6. **Independence of residuals**: The residuals (the differences between observed and predicted values) should be independent of each other. This assumption is similar to the independence assumption in correlation tests.


When performing regression analysis on time series data, additional assumptions need to be considered to ensure the validity of the regression model. These assumptions include:

1. **Stationarity**: The time series data should be stationary, meaning that the statistical properties of the data (such as mean and variance) should remain constant over time. Non-stationarity can lead to spurious regression results and inaccurate parameter estimates.

2. **Absence of seasonality**: If the time series data exhibit seasonal patterns, appropriate seasonal adjustments should be made to account for them. Failure to address seasonality can lead to biased estimates and incorrect inferences.

3. **Autocorrelation (Serial correlation)**: The residuals (errors) of the regression model should not be correlated with each other over time. Autocorrelation indicates that there is some systematic pattern in the residuals that the model has not captured. This assumption is particularly important in time series data, where observations are often correlated with their past values.

The Omnibus, Durbin-Watson, and Jarque-Bera statistics are commonly used diagnostics for regression models:

1. Omnibus Test:
The Omnibus test is a test of the overall significance of a regression model. It tests whether the model as a whole explains a significant amount of variance in the dependent variable. The Omnibus test statistic follows an F-distribution and is calculated by comparing the residual sum of squares of the current model to that of a model with no predictors.

2. Durbin-Watson Test:
The Durbin-Watson test is a test for autocorrelation in the residuals of a regression model. It assesses whether there is serial correlation between consecutive residuals. The Durbin-Watson statistic ranges from 0 to 4, with a value close to 2 indicating no significant autocorrelation. Values significantly below 2 indicate positive autocorrelation, while values significantly above 2 indicate negative autocorrelation.

3. Jarque-Bera Test:
The Jarque-Bera test is a test for normality of the residuals in a regression model. It tests whether the residuals are normally distributed. The Jarque-Bera statistic is calculated based on skewness and kurtosis of the residuals. Under the null hypothesis of normality, the Jarque-Bera statistic follows a chi-squared distribution with 2 degrees of freedom.

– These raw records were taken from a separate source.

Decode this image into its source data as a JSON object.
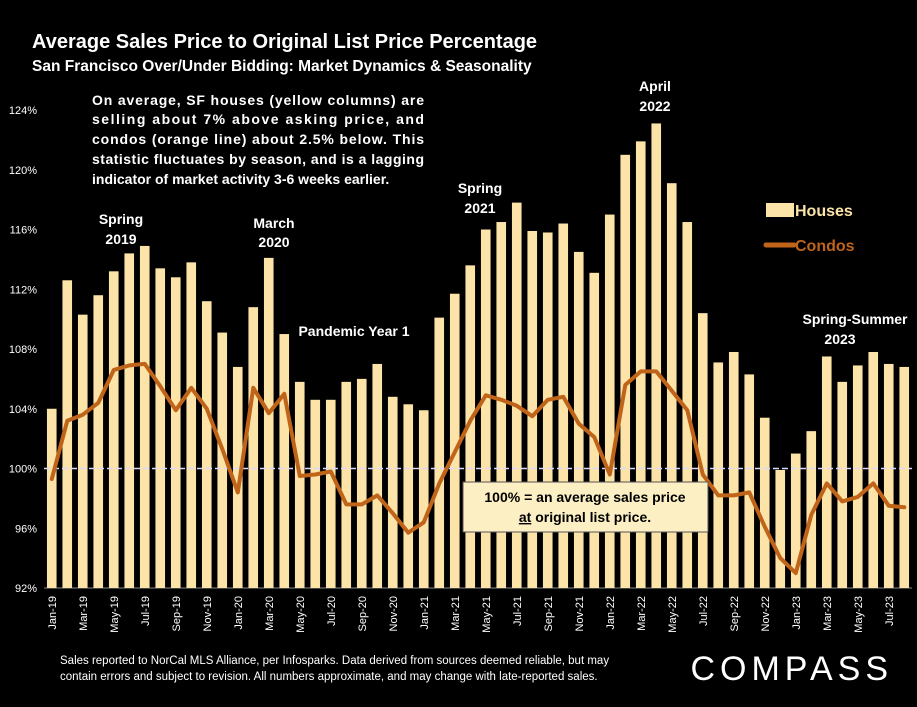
{
  "chart_data": {
    "type": "bar",
    "title": "Average Sales Price to Original List Price Percentage",
    "subtitle": "San Francisco Over/Under Bidding: Market Dynamics & Seasonality",
    "ylim": [
      92,
      124
    ],
    "yticks": [
      "92%",
      "96%",
      "100%",
      "104%",
      "108%",
      "112%",
      "116%",
      "120%",
      "124%"
    ],
    "reference_line": 100,
    "categories": [
      "Jan-19",
      "Feb-19",
      "Mar-19",
      "Apr-19",
      "May-19",
      "Jun-19",
      "Jul-19",
      "Aug-19",
      "Sep-19",
      "Oct-19",
      "Nov-19",
      "Dec-19",
      "Jan-20",
      "Feb-20",
      "Mar-20",
      "Apr-20",
      "May-20",
      "Jun-20",
      "Jul-20",
      "Aug-20",
      "Sep-20",
      "Oct-20",
      "Nov-20",
      "Dec-20",
      "Jan-21",
      "Feb-21",
      "Mar-21",
      "Apr-21",
      "May-21",
      "Jun-21",
      "Jul-21",
      "Aug-21",
      "Sep-21",
      "Oct-21",
      "Nov-21",
      "Dec-21",
      "Jan-22",
      "Feb-22",
      "Mar-22",
      "Apr-22",
      "May-22",
      "Jun-22",
      "Jul-22",
      "Aug-22",
      "Sep-22",
      "Oct-22",
      "Nov-22",
      "Dec-22",
      "Jan-23",
      "Feb-23",
      "Mar-23",
      "Apr-23",
      "May-23",
      "Jun-23",
      "Jul-23",
      "Aug-23"
    ],
    "xtick_labels": [
      "Jan-19",
      "",
      "Mar-19",
      "",
      "May-19",
      "",
      "Jul-19",
      "",
      "Sep-19",
      "",
      "Nov-19",
      "",
      "Jan-20",
      "",
      "Mar-20",
      "",
      "May-20",
      "",
      "Jul-20",
      "",
      "Sep-20",
      "",
      "Nov-20",
      "",
      "Jan-21",
      "",
      "Mar-21",
      "",
      "May-21",
      "",
      "Jul-21",
      "",
      "Sep-21",
      "",
      "Nov-21",
      "",
      "Jan-22",
      "",
      "Mar-22",
      "",
      "May-22",
      "",
      "Jul-22",
      "",
      "Sep-22",
      "",
      "Nov-22",
      "",
      "Jan-23",
      "",
      "Mar-23",
      "",
      "May-23",
      "",
      "Jul-23",
      ""
    ],
    "series": [
      {
        "name": "Houses",
        "kind": "bar",
        "color": "#FCE4A8",
        "values": [
          104.0,
          112.6,
          110.3,
          111.6,
          113.2,
          114.4,
          114.9,
          113.4,
          112.8,
          113.8,
          111.2,
          109.1,
          106.8,
          110.8,
          114.1,
          109.0,
          105.8,
          104.6,
          104.6,
          105.8,
          106.0,
          107.0,
          104.8,
          104.3,
          103.9,
          110.1,
          111.7,
          113.6,
          116.0,
          116.5,
          117.8,
          115.9,
          115.8,
          116.4,
          114.5,
          113.1,
          117.0,
          121.0,
          121.9,
          123.1,
          119.1,
          116.5,
          110.4,
          107.1,
          107.8,
          106.3,
          103.4,
          99.9,
          101.0,
          102.5,
          107.5,
          105.8,
          106.9,
          107.8,
          107.0,
          106.8
        ]
      },
      {
        "name": "Condos",
        "kind": "line",
        "color": "#C0641A",
        "values": [
          99.3,
          103.2,
          103.6,
          104.4,
          106.6,
          106.9,
          107.0,
          105.5,
          103.9,
          105.4,
          104.0,
          101.3,
          98.4,
          105.4,
          103.7,
          105.0,
          99.5,
          99.6,
          99.8,
          97.6,
          97.6,
          98.2,
          97.0,
          95.7,
          96.4,
          99.0,
          101.1,
          103.2,
          104.9,
          104.6,
          104.2,
          103.5,
          104.6,
          104.8,
          103.0,
          102.1,
          99.6,
          105.6,
          106.5,
          106.5,
          105.2,
          103.9,
          99.6,
          98.2,
          98.2,
          98.4,
          96.1,
          94.0,
          93.0,
          96.9,
          99.0,
          97.8,
          98.1,
          99.0,
          97.5,
          97.4
        ]
      }
    ],
    "legend": {
      "placement": "right",
      "items": [
        "Houses",
        "Condos"
      ]
    },
    "annotations": [
      {
        "lines": [
          "Spring",
          "2019"
        ]
      },
      {
        "lines": [
          "March",
          "2020"
        ]
      },
      {
        "lines": [
          "Pandemic Year 1"
        ]
      },
      {
        "lines": [
          "Spring",
          "2021"
        ]
      },
      {
        "lines": [
          "April",
          "2022"
        ]
      },
      {
        "lines": [
          "Spring-Summer",
          "2023"
        ]
      }
    ],
    "note_box": {
      "lines": [
        "On average, SF houses (yellow columns) are",
        "selling about 7% above asking price, and",
        "condos (orange line) about 2.5% below. This",
        "statistic fluctuates by season, and is a lagging",
        "indicator of market activity 3-6 weeks earlier."
      ]
    },
    "callout_box": {
      "line1": "100% = an average sales price",
      "line2_underlined": "at",
      "line2_rest": " original list price."
    }
  },
  "footer": {
    "lines": [
      "Sales reported to NorCal MLS Alliance, per Infosparks. Data derived from sources deemed reliable, but may",
      "contain errors and subject to revision. All numbers approximate, and may change with late-reported sales."
    ],
    "brand": "COMPASS"
  }
}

4. The condition number is a measure of how sensitive a function (or system of equations) is to changes or errors in its input. In the context of regression analysis, the condition number is often used to assess multicollinearity among predictor variables. A high condition number indicates that the matrix of predictor variables is ill-conditioned, meaning that small changes in the data could lead to large changes in the estimated coefficients. In practice, it's common to use the singular value decomposition (SVD) of the predictor variable matrix to compute the condition number. The condition number is a useful diagnostic tool for identifying potential issues with multicollinearity in regression models. A condition number much greater than 1 indicates multicollinearity may be present, potentially affecting the stability and interpretability of the regression coefficients.